Sanders got 36 reps (48 percent) of the offensive snaps followed by Sproles with 23 (31 percent), Howard 17 (23 percent) and Clement 3 (4 percent). The effectiveness wasn't there for Sanders with 25 yards on 11 carries, although he did show the extra gear none of the other backs so on a 19-yard run that nearly popped for a TD.

The numbers were fine for Sproles, who went for 47 on nine carries and added 16 more on three receptions, and the physical Howard, who was the hammer late with 44 yards on six carries, dominating behind the left side on a 19-play fourth-quarter drive that siphoned the clock.

"We had some nice runs. Second half, kind of challenged the guys at halftime and said, ‘Hey, offensive line, control the line of scrimmage,’ and they did," Pederson said. "Made those two long drives there in the second half and really dominated by the offensive line and hats off to those guys. Helped us really get ourselves back into this football game and helped us win."

The up and down nature of everyone in the backfield will continue because it's rare that Philadelphia will allow any back to get in a groove and feed them touches, an irony because Duce Staley, like most RBs, has always espoused that the more you get the football the more you settle in.
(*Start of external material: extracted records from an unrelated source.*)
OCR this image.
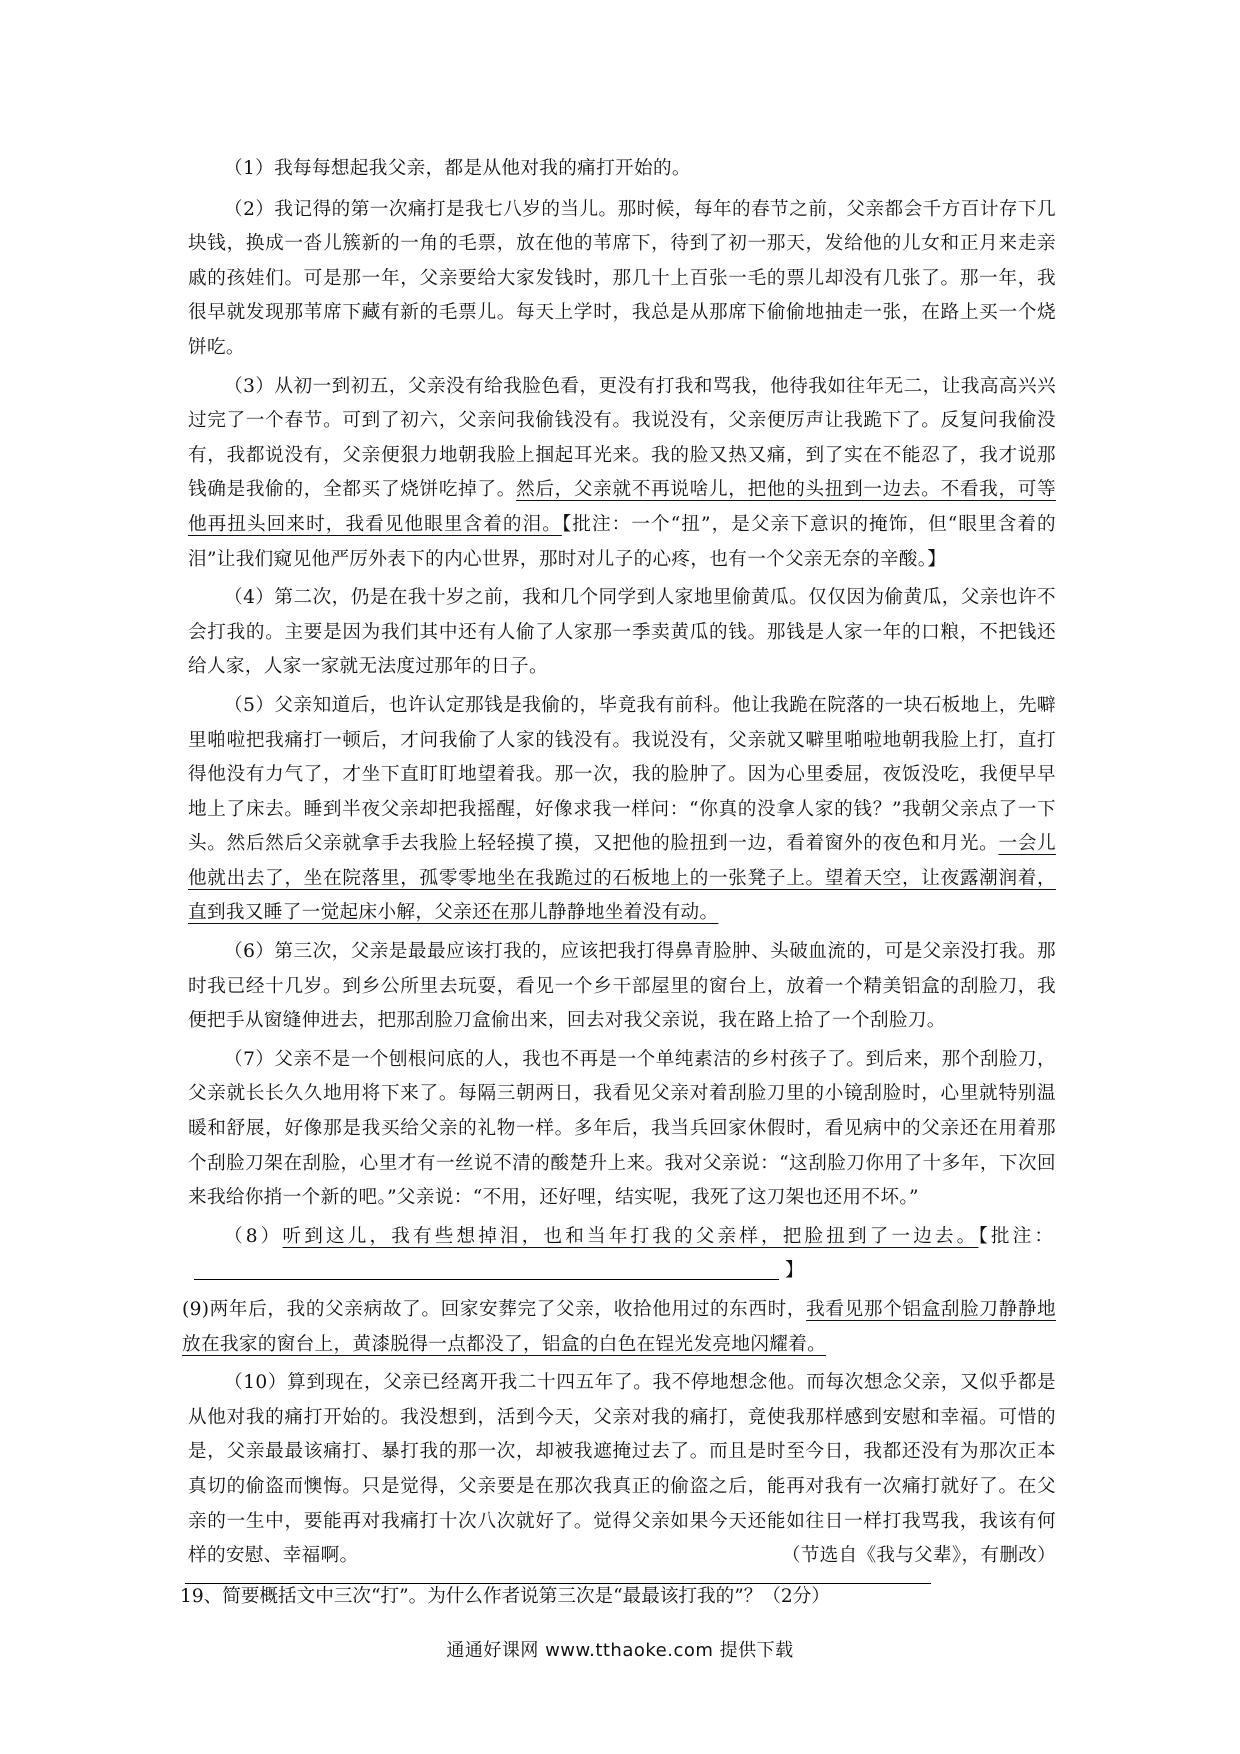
（1）我每每想起我父亲，都是从他对我的痛打开始的。

（2）我记得的第一次痛打是我七八岁的当儿。那时候，每年的春节之前，父亲都会千方百计存下几块钱，换成一沓儿簇新的一角的毛票，放在他的苇席下，待到了初一那天，发给他的儿女和正月来走亲戚的孩娃们。可是那一年，父亲要给大家发钱时，那几十上百张一毛的票儿却没有几张了。那一年，我很早就发现那苇席下藏有新的毛票儿。每天上学时，我总是从那席下偷偷地抽走一张，在路上买一个烧饼吃。

（3）从初一到初五，父亲没有给我脸色看，更没有打我和骂我，他待我如往年无二，让我高高兴兴过完了一个春节。可到了初六，父亲问我偷钱没有。我说没有，父亲便厉声让我跪下了。反复问我偷没有，我都说没有，父亲便狠力地朝我脸上掴起耳光来。我的脸又热又痛，到了实在不能忍了，我才说那钱确是我偷的，全都买了烧饼吃掉了。然后，父亲就不再说啥儿，把他的头扭到一边去。不看我，可等他再扭头回来时，我看见他眼里含着的泪。【批注：一个“扭”，是父亲下意识的掩饰，但“眼里含着的泪”让我们窥见他严厉外表下的内心世界，那时对儿子的心疼，也有一个父亲无奈的辛酸。】

（4）第二次，仍是在我十岁之前，我和几个同学到人家地里偷黄瓜。仅仅因为偷黄瓜，父亲也许不会打我的。主要是因为我们其中还有人偷了人家那一季卖黄瓜的钱。那钱是人家一年的口粮，不把钱还给人家，人家一家就无法度过那年的日子。

（5）父亲知道后，也许认定那钱是我偷的，毕竟我有前科。他让我跪在院落的一块石板地上，先噼里啪啦把我痛打一顿后，才问我偷了人家的钱没有。我说没有，父亲就又噼里啪啦地朝我脸上打，直打得他没有力气了，才坐下直盯盯地望着我。那一次，我的脸肿了。因为心里委屈，夜饭没吃，我便早早地上了床去。睡到半夜父亲却把我摇醒，好像求我一样问：“你真的没拿人家的钱？”我朝父亲点了一下头。然后然后父亲就拿手去我脸上轻轻摸了摸，又把他的脸扭到一边，看着窗外的夜色和月光。一会儿他就出去了，坐在院落里，孤零零地坐在我跪过的石板地上的一张凳子上。望着天空，让夜露潮润着，直到我又睡了一觉起床小解，父亲还在那儿静静地坐着没有动。

（6）第三次，父亲是最最应该打我的，应该把我打得鼻青脸肿、头破血流的，可是父亲没打我。那时我已经十几岁。到乡公所里去玩耍，看见一个乡干部屋里的窗台上，放着一个精美铝盒的刮脸刀，我便把手从窗缝伸进去，把那刮脸刀盒偷出来，回去对我父亲说，我在路上拾了一个刮脸刀。

（7）父亲不是一个刨根问底的人，我也不再是一个单纯素洁的乡村孩子了。到后来，那个刮脸刀，父亲就长长久久地用将下来了。每隔三朝两日，我看见父亲对着刮脸刀里的小镜刮脸时，心里就特别温暖和舒展，好像那是我买给父亲的礼物一样。多年后，我当兵回家休假时，看见病中的父亲还在用着那个刮脸刀架在刮脸，心里才有一丝说不清的酸楚升上来。我对父亲说：“这刮脸刀你用了十多年，下次回来我给你捎一个新的吧。”父亲说：“不用，还好哩，结实呢，我死了这刀架也还用不坏。”

（8）听到这儿，我有些想掉泪，也和当年打我的父亲样，把脸扭到了一边去。【批注：】

(9)两年后，我的父亲病故了。回家安葬完了父亲，收拾他用过的东西时，我看见那个铝盒刮脸刀静静地放在我家的窗台上，黄漆脱得一点都没了，铝盒的白色在锃光发亮地闪耀着。

（10）算到现在，父亲已经离开我二十四五年了。我不停地想念他。而每次想念父亲，又似乎都是从他对我的痛打开始的。我没想到，活到今天，父亲对我的痛打，竟使我那样感到安慰和幸福。可惜的是，父亲最最该痛打、暴打我的那一次，却被我遮掩过去了。而且是时至今日，我都还没有为那次正本真切的偷盗而懊悔。只是觉得，父亲要是在那次我真正的偷盗之后，能再对我有一次痛打就好了。在父亲的一生中，要能再对我痛打十次八次就好了。觉得父亲如果今天还能如往日一样打我骂我，我该有何样的安慰、幸福啊。	（节选自《我与父辈》，有删改）

19、简要概括文中三次“打”。为什么作者说第三次是“最最该打我的”？（2分）

通通好课网 www.tthaoke.com 提供下载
For Pederson, though, it's time to you know what or get off the pot.

Just because there isn't an obvious answer to the RB question in Philadelphia, doesn't mean there isn't a better option. The path forward should be choosing between Sanders and Howard as the lead back and having the aging Sproles settle in as the third-down back. The top gun, however, should be getting say three consecutive series with the complement getting one.

That isn't happening, though.

"Sometimes it's the hot hand, but sometimes it's based on game plan and who is in at that particular time," Pederson said Monday.

In other words, the status quo stands and any success moving forward will be despite the flawed committee approach, not because of it.